When the average church goer hears a message on the Last Supper, minds try to visualize Jesus’ last meal with his 12 disciples, Mark 14:18-26. Yet, there is another last supper that contains a similar sad ending. If you turn in your Bible’s to 1 Samuel 28, you’ll find a desperate king who has been abandoned by God. When individuals decide to stop listening to God or don’t believe in the Bible anymore, God will depart to find another believer to complete His will.
So now, I pray you, listen also to the voice of your handmaid and let me set a morsel of food before you, and eat, so you may have strength when you go on your way. 23 But he said, I will not eat. But his servants, together with the woman, urged him, and he heeded their words. So he arose from the ground and sat upon the bed. 24 The woman had a fat calf in the house; she hurried and killed it, and took flour, kneaded it, and baked unleavened bread. 25 Then she brought it before Saul and his servants, and they ate. Then they rose up and went away that night, 1 Samuel 28:22-25.
In the case of Saul, he began to make things up along the way, deviating from the Torah. If you wander away from the Lord long enough, breaking commands in the Bible won’t alarm you. Subsequently, when Israel was losing a battle against the Philistines, Saul consulted with a medium to figure out what to do. When this witch realized Saul hadn’t eaten for while, a meal was prepared. This was Saul’s last supper before taking his own life.
When Judas, His betrayer, saw that [Jesus] was condemned, [Judas was afflicted in mind and troubled for his former folly; and] with remorse [with little more than a selfish dread of the consequences] he brought back the thirty pieces of silver to the chief priests and the elders, 4 Saying, I have sinned in betraying innocent blood. They replied, What is that to us? See to that yourself. 5 And casting the pieces of silver [forward] into the [Holy Place of the [b]sanctuary of the] temple, he departed; and he went off and hanged himself, Matthew 27:3-5.
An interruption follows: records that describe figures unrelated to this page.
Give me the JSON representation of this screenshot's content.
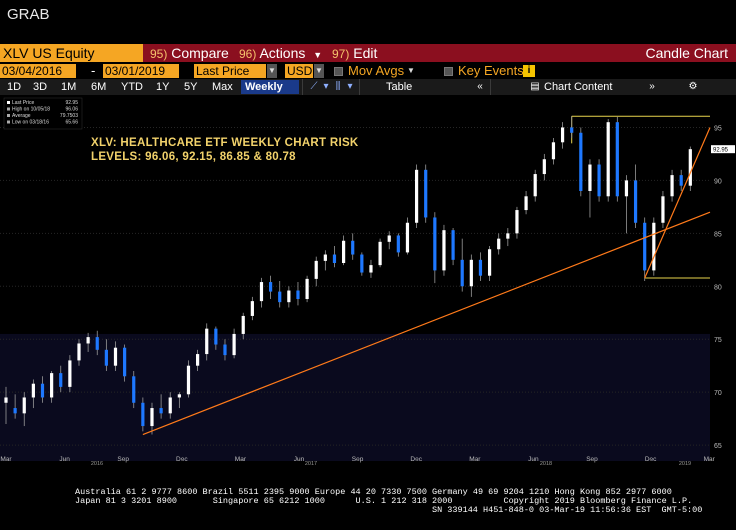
{
  "window": {
    "title": "GRAB"
  },
  "toolbar1": {
    "ticker": "XLV US Equity",
    "compare": {
      "num": "95)",
      "label": "Compare"
    },
    "actions": {
      "num": "96)",
      "label": "Actions"
    },
    "edit": {
      "num": "97)",
      "label": "Edit"
    },
    "chart_type": "Candle Chart"
  },
  "toolbar2": {
    "start_date": "03/04/2016",
    "end_date": "03/01/2019",
    "field": "Last Price",
    "currency": "USD",
    "mov_avgs": "Mov Avgs",
    "key_events": "Key Events"
  },
  "toolbar3": {
    "periods": [
      "1D",
      "3D",
      "1M",
      "6M",
      "YTD",
      "1Y",
      "5Y",
      "Max"
    ],
    "frequency": "Weekly",
    "table_label": "Table",
    "chart_content": "Chart Content"
  },
  "legend": {
    "rows": [
      {
        "label": "Last Price",
        "value": "92.95"
      },
      {
        "label": "High on 10/05/18",
        "value": "96.06"
      },
      {
        "label": "Average",
        "value": "79.7503"
      },
      {
        "label": "Low on 03/18/16",
        "value": "65.66"
      }
    ]
  },
  "annotation": {
    "line1": "XLV: HEALTHCARE ETF WEEKLY CHART RISK",
    "line2": "LEVELS: 96.06, 92.15, 86.85 & 80.78"
  },
  "colors": {
    "up_candle": "#ffffff",
    "down_candle": "#1e78ff",
    "trendline": "#ff7a1a",
    "box": "#e8d44d",
    "accent": "#f5a623",
    "menu_bg": "#8b0f1f"
  },
  "chart_data": {
    "type": "candlestick",
    "frequency": "Weekly",
    "x_tick_labels": [
      "Mar",
      "Jun",
      "Sep",
      "Dec",
      "Mar",
      "Jun",
      "Sep",
      "Dec",
      "Mar",
      "Jun",
      "Sep",
      "Dec",
      "Mar"
    ],
    "year_labels": [
      "2016",
      "2017",
      "2018",
      "2019"
    ],
    "y_ticks": [
      65,
      70,
      75,
      80,
      85,
      90,
      95
    ],
    "ylim": [
      63.5,
      97.5
    ],
    "last_price_label": "92.95",
    "series": [
      {
        "t": 0,
        "o": 69.0,
        "h": 70.5,
        "l": 67.0,
        "c": 69.5
      },
      {
        "t": 2,
        "o": 68.5,
        "h": 69.8,
        "l": 67.5,
        "c": 68.0
      },
      {
        "t": 4,
        "o": 68.0,
        "h": 70.0,
        "l": 66.8,
        "c": 69.5
      },
      {
        "t": 6,
        "o": 69.5,
        "h": 71.2,
        "l": 68.5,
        "c": 70.8
      },
      {
        "t": 8,
        "o": 70.8,
        "h": 71.5,
        "l": 69.0,
        "c": 69.5
      },
      {
        "t": 10,
        "o": 69.5,
        "h": 72.0,
        "l": 69.0,
        "c": 71.8
      },
      {
        "t": 12,
        "o": 71.8,
        "h": 72.5,
        "l": 70.0,
        "c": 70.5
      },
      {
        "t": 14,
        "o": 70.5,
        "h": 73.5,
        "l": 70.0,
        "c": 73.0
      },
      {
        "t": 16,
        "o": 73.0,
        "h": 75.0,
        "l": 72.5,
        "c": 74.6
      },
      {
        "t": 18,
        "o": 74.6,
        "h": 75.6,
        "l": 73.8,
        "c": 75.2
      },
      {
        "t": 20,
        "o": 75.2,
        "h": 75.8,
        "l": 73.5,
        "c": 74.0
      },
      {
        "t": 22,
        "o": 74.0,
        "h": 75.0,
        "l": 72.0,
        "c": 72.5
      },
      {
        "t": 24,
        "o": 72.5,
        "h": 74.8,
        "l": 72.0,
        "c": 74.2
      },
      {
        "t": 26,
        "o": 74.2,
        "h": 74.5,
        "l": 71.0,
        "c": 71.5
      },
      {
        "t": 28,
        "o": 71.5,
        "h": 72.0,
        "l": 68.5,
        "c": 69.0
      },
      {
        "t": 30,
        "o": 69.0,
        "h": 69.5,
        "l": 66.3,
        "c": 66.8
      },
      {
        "t": 32,
        "o": 66.8,
        "h": 69.0,
        "l": 66.0,
        "c": 68.5
      },
      {
        "t": 34,
        "o": 68.5,
        "h": 69.8,
        "l": 67.5,
        "c": 68.0
      },
      {
        "t": 36,
        "o": 68.0,
        "h": 70.0,
        "l": 67.5,
        "c": 69.5
      },
      {
        "t": 38,
        "o": 69.5,
        "h": 70.0,
        "l": 68.5,
        "c": 69.8
      },
      {
        "t": 40,
        "o": 69.8,
        "h": 73.0,
        "l": 69.5,
        "c": 72.5
      },
      {
        "t": 42,
        "o": 72.5,
        "h": 74.0,
        "l": 72.0,
        "c": 73.6
      },
      {
        "t": 44,
        "o": 73.6,
        "h": 76.5,
        "l": 73.0,
        "c": 76.0
      },
      {
        "t": 46,
        "o": 76.0,
        "h": 76.2,
        "l": 74.0,
        "c": 74.5
      },
      {
        "t": 48,
        "o": 74.5,
        "h": 75.0,
        "l": 73.0,
        "c": 73.5
      },
      {
        "t": 50,
        "o": 73.5,
        "h": 76.0,
        "l": 73.2,
        "c": 75.5
      },
      {
        "t": 52,
        "o": 75.5,
        "h": 77.5,
        "l": 75.0,
        "c": 77.2
      },
      {
        "t": 54,
        "o": 77.2,
        "h": 79.0,
        "l": 76.8,
        "c": 78.6
      },
      {
        "t": 56,
        "o": 78.6,
        "h": 80.8,
        "l": 78.0,
        "c": 80.4
      },
      {
        "t": 58,
        "o": 80.4,
        "h": 81.0,
        "l": 78.8,
        "c": 79.5
      },
      {
        "t": 60,
        "o": 79.5,
        "h": 80.5,
        "l": 78.0,
        "c": 78.5
      },
      {
        "t": 62,
        "o": 78.5,
        "h": 80.0,
        "l": 78.0,
        "c": 79.6
      },
      {
        "t": 64,
        "o": 79.6,
        "h": 80.4,
        "l": 78.2,
        "c": 78.8
      },
      {
        "t": 66,
        "o": 78.8,
        "h": 81.0,
        "l": 78.5,
        "c": 80.7
      },
      {
        "t": 68,
        "o": 80.7,
        "h": 82.8,
        "l": 80.0,
        "c": 82.4
      },
      {
        "t": 70,
        "o": 82.4,
        "h": 83.4,
        "l": 81.5,
        "c": 83.0
      },
      {
        "t": 72,
        "o": 83.0,
        "h": 83.8,
        "l": 81.8,
        "c": 82.2
      },
      {
        "t": 74,
        "o": 82.2,
        "h": 84.8,
        "l": 82.0,
        "c": 84.3
      },
      {
        "t": 76,
        "o": 84.3,
        "h": 85.0,
        "l": 82.5,
        "c": 83.0
      },
      {
        "t": 78,
        "o": 83.0,
        "h": 83.2,
        "l": 81.0,
        "c": 81.3
      },
      {
        "t": 80,
        "o": 81.3,
        "h": 82.5,
        "l": 80.8,
        "c": 82.0
      },
      {
        "t": 82,
        "o": 82.0,
        "h": 84.5,
        "l": 81.8,
        "c": 84.2
      },
      {
        "t": 84,
        "o": 84.2,
        "h": 85.2,
        "l": 83.5,
        "c": 84.8
      },
      {
        "t": 86,
        "o": 84.8,
        "h": 85.0,
        "l": 82.8,
        "c": 83.2
      },
      {
        "t": 88,
        "o": 83.2,
        "h": 86.5,
        "l": 83.0,
        "c": 86.0
      },
      {
        "t": 90,
        "o": 86.0,
        "h": 91.5,
        "l": 85.5,
        "c": 91.0
      },
      {
        "t": 92,
        "o": 91.0,
        "h": 91.5,
        "l": 86.0,
        "c": 86.5
      },
      {
        "t": 94,
        "o": 86.5,
        "h": 87.0,
        "l": 80.3,
        "c": 81.5
      },
      {
        "t": 96,
        "o": 81.5,
        "h": 85.8,
        "l": 81.0,
        "c": 85.3
      },
      {
        "t": 98,
        "o": 85.3,
        "h": 85.5,
        "l": 82.0,
        "c": 82.5
      },
      {
        "t": 100,
        "o": 82.5,
        "h": 84.5,
        "l": 79.5,
        "c": 80.0
      },
      {
        "t": 102,
        "o": 80.0,
        "h": 83.0,
        "l": 79.0,
        "c": 82.5
      },
      {
        "t": 104,
        "o": 82.5,
        "h": 83.2,
        "l": 80.5,
        "c": 81.0
      },
      {
        "t": 106,
        "o": 81.0,
        "h": 83.8,
        "l": 80.5,
        "c": 83.5
      },
      {
        "t": 108,
        "o": 83.5,
        "h": 85.0,
        "l": 83.0,
        "c": 84.5
      },
      {
        "t": 110,
        "o": 84.5,
        "h": 85.5,
        "l": 83.8,
        "c": 85.0
      },
      {
        "t": 112,
        "o": 85.0,
        "h": 87.5,
        "l": 84.5,
        "c": 87.2
      },
      {
        "t": 114,
        "o": 87.2,
        "h": 89.0,
        "l": 86.8,
        "c": 88.5
      },
      {
        "t": 116,
        "o": 88.5,
        "h": 91.0,
        "l": 88.0,
        "c": 90.6
      },
      {
        "t": 118,
        "o": 90.6,
        "h": 92.5,
        "l": 90.0,
        "c": 92.0
      },
      {
        "t": 120,
        "o": 92.0,
        "h": 94.0,
        "l": 91.5,
        "c": 93.6
      },
      {
        "t": 122,
        "o": 93.6,
        "h": 95.5,
        "l": 93.0,
        "c": 95.0
      },
      {
        "t": 124,
        "o": 95.0,
        "h": 96.06,
        "l": 94.0,
        "c": 94.5
      },
      {
        "t": 126,
        "o": 94.5,
        "h": 95.0,
        "l": 88.5,
        "c": 89.0
      },
      {
        "t": 128,
        "o": 89.0,
        "h": 92.0,
        "l": 86.5,
        "c": 91.5
      },
      {
        "t": 130,
        "o": 91.5,
        "h": 92.0,
        "l": 88.0,
        "c": 88.5
      },
      {
        "t": 132,
        "o": 88.5,
        "h": 95.8,
        "l": 88.0,
        "c": 95.5
      },
      {
        "t": 134,
        "o": 95.5,
        "h": 96.0,
        "l": 88.0,
        "c": 88.5
      },
      {
        "t": 136,
        "o": 88.5,
        "h": 90.5,
        "l": 85.0,
        "c": 90.0
      },
      {
        "t": 138,
        "o": 90.0,
        "h": 91.5,
        "l": 85.5,
        "c": 86.0
      },
      {
        "t": 140,
        "o": 86.0,
        "h": 86.5,
        "l": 80.5,
        "c": 81.5
      },
      {
        "t": 142,
        "o": 81.5,
        "h": 86.5,
        "l": 81.0,
        "c": 86.0
      },
      {
        "t": 144,
        "o": 86.0,
        "h": 89.0,
        "l": 85.5,
        "c": 88.5
      },
      {
        "t": 146,
        "o": 88.5,
        "h": 91.0,
        "l": 88.0,
        "c": 90.5
      },
      {
        "t": 148,
        "o": 90.5,
        "h": 91.0,
        "l": 89.0,
        "c": 89.5
      },
      {
        "t": 150,
        "o": 89.5,
        "h": 93.2,
        "l": 89.0,
        "c": 92.95
      }
    ],
    "t_max": 153
  }
}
While Jesus was arrested and sentenced to death on a cross, Judas Iscariot was overwhelmed by guilt. If it wasn’t enough to be exposed by Jesus as a betrayer, Judas realized that the money wasn’t worth it. During the last Supper, Jesus suggested that Judas was handed over to Satan. Thus, a demonic spirit influenced Judas to hang himself. If you want your Last Supper to have a happy ending, make sure you make the right decision, 1 John 5:13.